I eventually just tried to use the snot out of it. I moved countless loads of rocks into the woods, where I dug a pond. I loaded the bed with so much weight that the tires touched the rotted pieces of steel that were most closely identified as the fenders. The bottom of the bumper scraped the ground as it rode through the pasture and into the woods to unload.
While I wouldn’t mind a nicer truck, this truck kinda grew on me. After surviving the onslaught I doled onto it, it was time for an upgrade. This was decided after I fell through the floor of the bed multiple times trying to load square bales. It needed something more.
Looking around, I found a few pieces of 4×4 that were intended for a fence around the chicken coop, before I struggled to contend with Pythagorean’s theorem and reluctantly gave up. I found some nuts and bolts and a reciprocating saw that made the bed removal tolerable for three of us. Using my tractors’ boom pole and a chain as some good leverage, I managed to cut and rip the remaining rust infestation off the frame of the truck.

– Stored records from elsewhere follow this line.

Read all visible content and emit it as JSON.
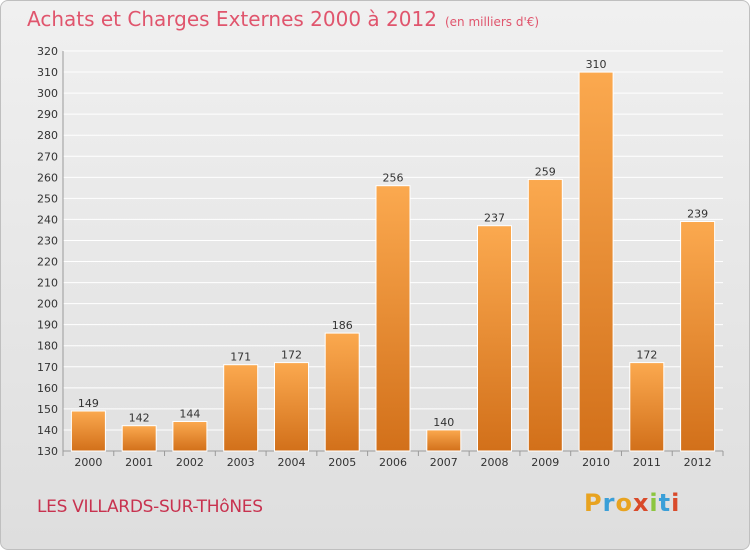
{
  "header": {
    "title": "Achats et Charges Externes 2000 à 2012",
    "unit": "(en milliers d'€)"
  },
  "footer": {
    "location": "LES VILLARDS-SUR-THôNES",
    "brand": "Proxiti",
    "brand_colors": [
      "#e8a320",
      "#3a9fd8",
      "#e8a320",
      "#d94a2a",
      "#8cc63f",
      "#3a9fd8",
      "#d94a2a"
    ]
  },
  "colors": {
    "bar_top": "#fba94f",
    "bar_bottom": "#d2701a",
    "title": "#e0556d",
    "location": "#c8324f",
    "grid": "#ffffff"
  },
  "chart_data": {
    "type": "bar",
    "title": "Achats et Charges Externes 2000 à 2012",
    "subtitle": "(en milliers d'€)",
    "xlabel": "",
    "ylabel": "",
    "categories": [
      "2000",
      "2001",
      "2002",
      "2003",
      "2004",
      "2005",
      "2006",
      "2007",
      "2008",
      "2009",
      "2010",
      "2011",
      "2012"
    ],
    "values": [
      149,
      142,
      144,
      171,
      172,
      186,
      256,
      140,
      237,
      259,
      310,
      172,
      239
    ],
    "ylim": [
      130,
      320
    ],
    "ytick_step": 10,
    "grid": true,
    "data_labels": true
  }
}
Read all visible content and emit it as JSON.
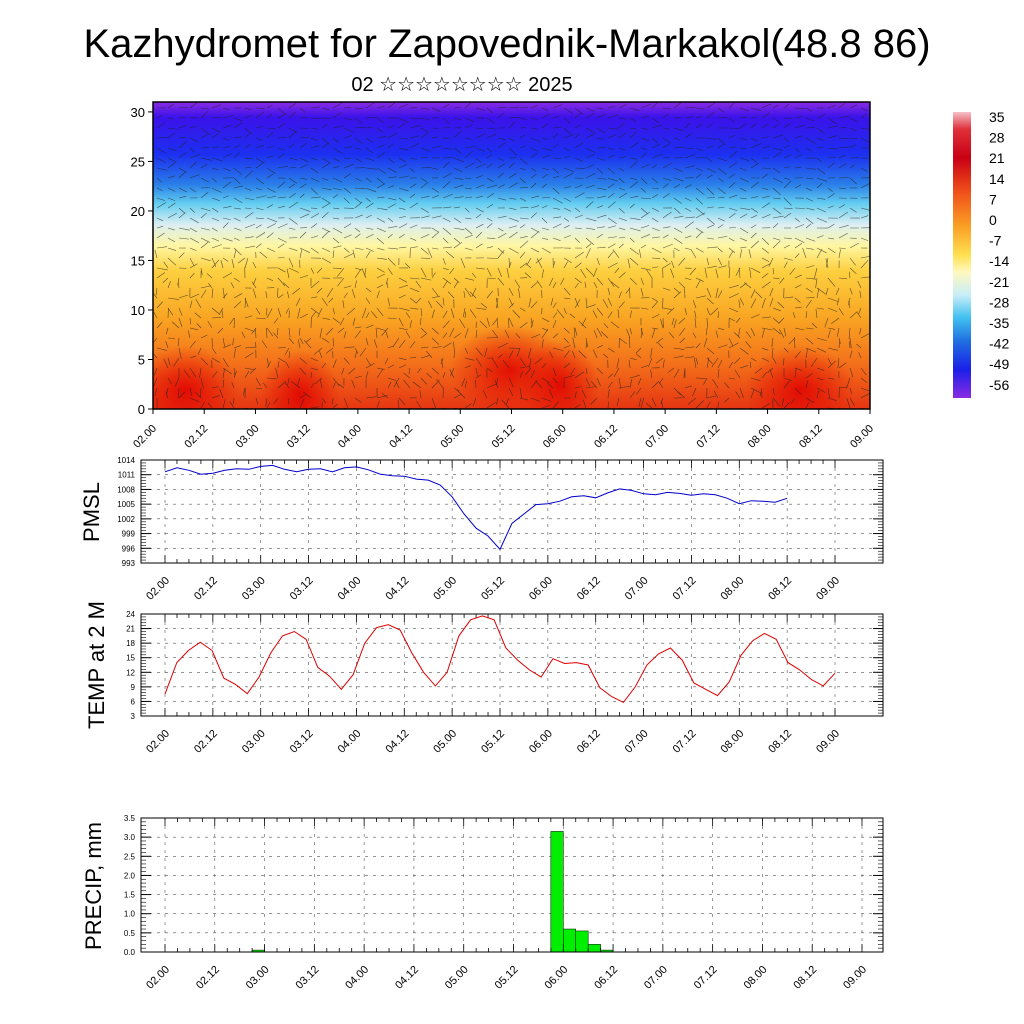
{
  "header": {
    "title": "Kazhydromet for Zapovednik-Markakol(48.8 86)",
    "subtitle": "02 ☆☆☆☆☆☆☆☆ 2025"
  },
  "chart_data": [
    {
      "type": "heatmap",
      "name": "cross-section",
      "y_ticks": [
        0,
        5,
        10,
        15,
        20,
        25,
        30
      ],
      "ylim": [
        0,
        31
      ],
      "x_ticks": [
        "02.00",
        "02.12",
        "03.00",
        "03.12",
        "04.00",
        "04.12",
        "05.00",
        "05.12",
        "06.00",
        "06.12",
        "07.00",
        "07.12",
        "08.00",
        "08.12",
        "09.00"
      ],
      "colorbar_labels": [
        "35",
        "28",
        "21",
        "14",
        "7",
        "0",
        "-7",
        "-14",
        "-21",
        "-28",
        "-35",
        "-42",
        "-49",
        "-56"
      ],
      "colorbar_range": [
        -60,
        38
      ],
      "colors": [
        "#8a2be2",
        "#1a10e8",
        "#2b7de9",
        "#5dd3f0",
        "#f4fae0",
        "#ffe45a",
        "#fbb02a",
        "#f36a10",
        "#e81a10",
        "#b80014",
        "#f4c0c8"
      ]
    },
    {
      "type": "line",
      "ylabel": "PMSL",
      "ylim": [
        993,
        1014
      ],
      "y_ticks": [
        993,
        996,
        999,
        1002,
        1005,
        1008,
        1011,
        1014
      ],
      "x_ticks": [
        "02.00",
        "02.12",
        "03.00",
        "03.12",
        "04.00",
        "04.12",
        "05.00",
        "05.12",
        "06.00",
        "06.12",
        "07.00",
        "07.12",
        "08.00",
        "08.12",
        "09.00"
      ],
      "color": "#0000cc",
      "values": [
        1011.6,
        1012.4,
        1011.9,
        1011.1,
        1011.3,
        1011.9,
        1012.2,
        1012.1,
        1012.7,
        1012.9,
        1012.1,
        1011.6,
        1012.1,
        1012.2,
        1011.6,
        1012.4,
        1012.6,
        1012.0,
        1011.1,
        1010.8,
        1010.7,
        1010.1,
        1009.9,
        1008.9,
        1006.5,
        1003.0,
        1000.1,
        998.5,
        995.8,
        1001.1,
        1003.0,
        1004.9,
        1005.1,
        1005.6,
        1006.5,
        1006.7,
        1006.3,
        1007.3,
        1008.1,
        1007.8,
        1007.1,
        1006.9,
        1007.4,
        1007.2,
        1006.8,
        1007.1,
        1006.9,
        1006.2,
        1005.1,
        1005.7,
        1005.6,
        1005.4,
        1006.2
      ]
    },
    {
      "type": "line",
      "ylabel": "TEMP at 2 M",
      "ylim": [
        3,
        24
      ],
      "y_ticks": [
        3,
        6,
        9,
        12,
        15,
        18,
        21,
        24
      ],
      "x_ticks": [
        "02.00",
        "02.12",
        "03.00",
        "03.12",
        "04.00",
        "04.12",
        "05.00",
        "05.12",
        "06.00",
        "06.12",
        "07.00",
        "07.12",
        "08.00",
        "08.12",
        "09.00"
      ],
      "color": "#dd0000",
      "values": [
        7.5,
        14.0,
        16.5,
        18.2,
        16.5,
        10.8,
        9.5,
        7.6,
        11.0,
        16.0,
        19.5,
        20.4,
        18.8,
        13.0,
        11.2,
        8.5,
        11.5,
        18.0,
        21.2,
        21.8,
        20.7,
        16.0,
        12.0,
        9.2,
        12.0,
        19.5,
        22.8,
        23.6,
        22.8,
        17.0,
        14.5,
        12.5,
        11.0,
        14.8,
        13.8,
        14.0,
        13.5,
        8.8,
        7.0,
        5.8,
        9.0,
        13.5,
        15.8,
        17.0,
        14.5,
        9.8,
        8.5,
        7.2,
        10.0,
        15.5,
        18.5,
        20.0,
        18.8,
        14.0,
        12.5,
        10.5,
        9.2,
        11.8
      ]
    },
    {
      "type": "bar",
      "ylabel": "PRECIP, mm",
      "ylim": [
        0,
        3.5
      ],
      "y_ticks": [
        "0.0",
        "0.5",
        "1.0",
        "1.5",
        "2.0",
        "2.5",
        "3.0",
        "3.5"
      ],
      "x_ticks": [
        "02.00",
        "02.12",
        "03.00",
        "03.12",
        "04.00",
        "04.12",
        "05.00",
        "05.12",
        "06.00",
        "06.12",
        "07.00",
        "07.12",
        "08.00",
        "08.12",
        "09.00"
      ],
      "color": "#00ee00",
      "bars": [
        {
          "hour": 21,
          "value": 0.05
        },
        {
          "hour": 93,
          "value": 3.15
        },
        {
          "hour": 96,
          "value": 0.6
        },
        {
          "hour": 99,
          "value": 0.55
        },
        {
          "hour": 102,
          "value": 0.2
        },
        {
          "hour": 105,
          "value": 0.05
        }
      ]
    }
  ]
}
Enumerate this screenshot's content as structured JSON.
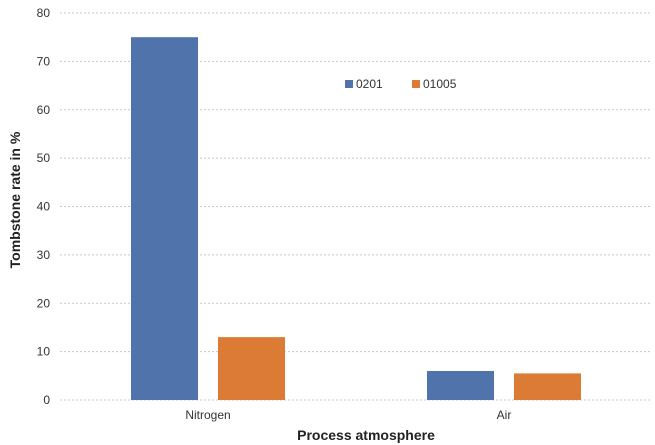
{
  "chart_data": {
    "type": "bar",
    "categories": [
      "Nitrogen",
      "Air"
    ],
    "series": [
      {
        "name": "0201",
        "values": [
          75,
          6
        ],
        "color": "#4f73aa"
      },
      {
        "name": "01005",
        "values": [
          13,
          5.5
        ],
        "color": "#dc7b35"
      }
    ],
    "xlabel": "Process atmosphere",
    "ylabel": "Tombstone rate in %",
    "ylim": [
      0,
      80
    ],
    "yticks": [
      0,
      10,
      20,
      30,
      40,
      50,
      60,
      70,
      80
    ],
    "grid": true,
    "legend_position": "top-right"
  }
}
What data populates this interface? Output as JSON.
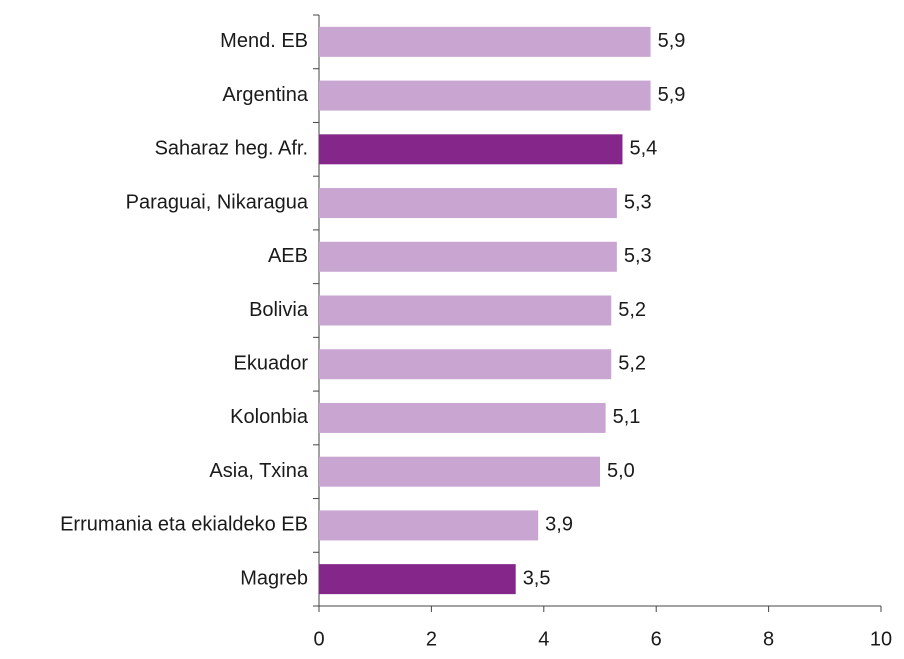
{
  "chart_data": {
    "type": "barh",
    "categories": [
      "Mend. EB",
      "Argentina",
      "Saharaz heg. Afr.",
      "Paraguai, Nikaragua",
      "AEB",
      "Bolivia",
      "Ekuador",
      "Kolonbia",
      "Asia, Txina",
      "Errumania eta ekialdeko EB",
      "Magreb"
    ],
    "values": [
      5.9,
      5.9,
      5.4,
      5.3,
      5.3,
      5.2,
      5.2,
      5.1,
      5.0,
      3.9,
      3.5
    ],
    "value_labels": [
      "5,9",
      "5,9",
      "5,4",
      "5,3",
      "5,3",
      "5,2",
      "5,2",
      "5,1",
      "5,0",
      "3,9",
      "3,5"
    ],
    "colors": [
      "#c9a6d1",
      "#c9a6d1",
      "#85268a",
      "#c9a6d1",
      "#c9a6d1",
      "#c9a6d1",
      "#c9a6d1",
      "#c9a6d1",
      "#c9a6d1",
      "#c9a6d1",
      "#85268a"
    ],
    "xlim": [
      0,
      10
    ],
    "xticks": [
      0,
      2,
      4,
      6,
      8,
      10
    ]
  }
}
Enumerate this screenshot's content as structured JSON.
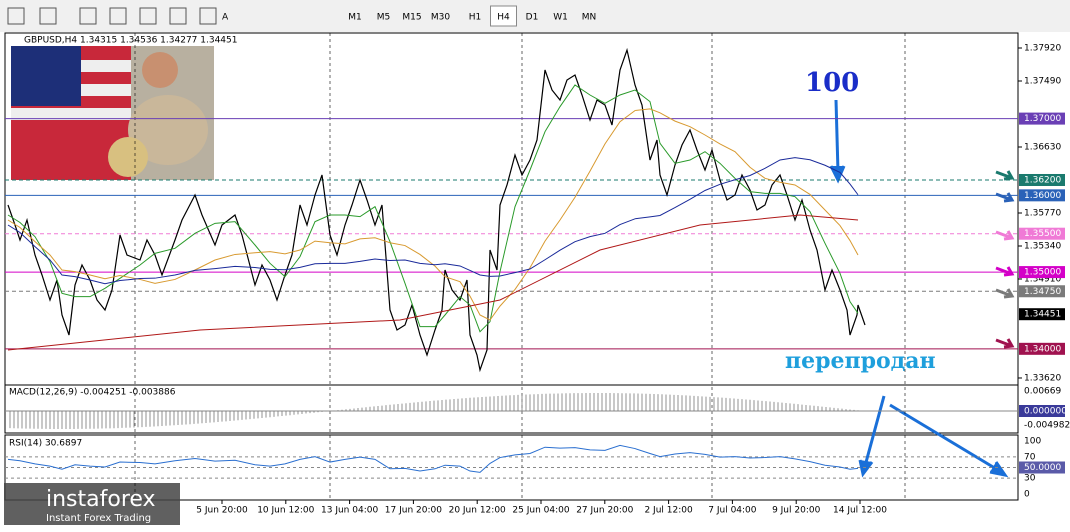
{
  "toolbar": {
    "tool_text": "A",
    "timeframes": [
      "M1",
      "M5",
      "M15",
      "M30",
      "H1",
      "H4",
      "D1",
      "W1",
      "MN"
    ],
    "active": "H4"
  },
  "chart": {
    "header": "GBPUSD,H4  1.34315 1.34536 1.34277 1.34451",
    "price_labels": [
      "1.37920",
      "1.37490",
      "1.36630",
      "1.35770",
      "1.35340",
      "1.34910",
      "1.33620"
    ],
    "levels": [
      {
        "label": "1.37000",
        "color": "#6a3fb5"
      },
      {
        "label": "1.36200",
        "color": "#1a7a6e"
      },
      {
        "label": "1.36000",
        "color": "#2a62b8"
      },
      {
        "label": "1.35500",
        "color": "#f07ad6"
      },
      {
        "label": "1.35000",
        "color": "#d400c8"
      },
      {
        "label": "1.34750",
        "color": "#7a7a7a"
      },
      {
        "label": "1.34451",
        "color": "#000000"
      },
      {
        "label": "1.34000",
        "color": "#a0124f"
      }
    ],
    "dates": [
      "5 Jun 20:00",
      "10 Jun 12:00",
      "13 Jun 04:00",
      "17 Jun 20:00",
      "20 Jun 12:00",
      "25 Jun 04:00",
      "27 Jun 20:00",
      "2 Jul 12:00",
      "7 Jul 04:00",
      "9 Jul 20:00",
      "14 Jul 12:00"
    ],
    "annotations": {
      "top": "100",
      "bottom": "перепродан"
    }
  },
  "macd": {
    "label": "MACD(12,26,9) -0.004251 -0.003886",
    "axis": [
      "0.00669",
      "0.000000",
      "-0.004982"
    ]
  },
  "rsi": {
    "label": "RSI(14) 30.6897",
    "axis": [
      "100",
      "70",
      "50.0000",
      "30",
      "0"
    ]
  },
  "logo": {
    "name": "instaforex",
    "tagline": "Instant Forex Trading"
  }
}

In the end, I’m not sure Old Red is street legal. Not because it has race car abilities, but because the passenger mirror just flew off. A couple of wheels aren’t really good at holding air. And one of the rear lights that I wired into a mismeasured light bracket just kind of falls down. It’s as though the turn signal isn’t just blinking at you — it’s winking too.
The bed is now comprised of lumber, like an out-of-square deck, clad in treated decking. She hasn’t started in a little while, but there will always be a place for her in my heart and my yard!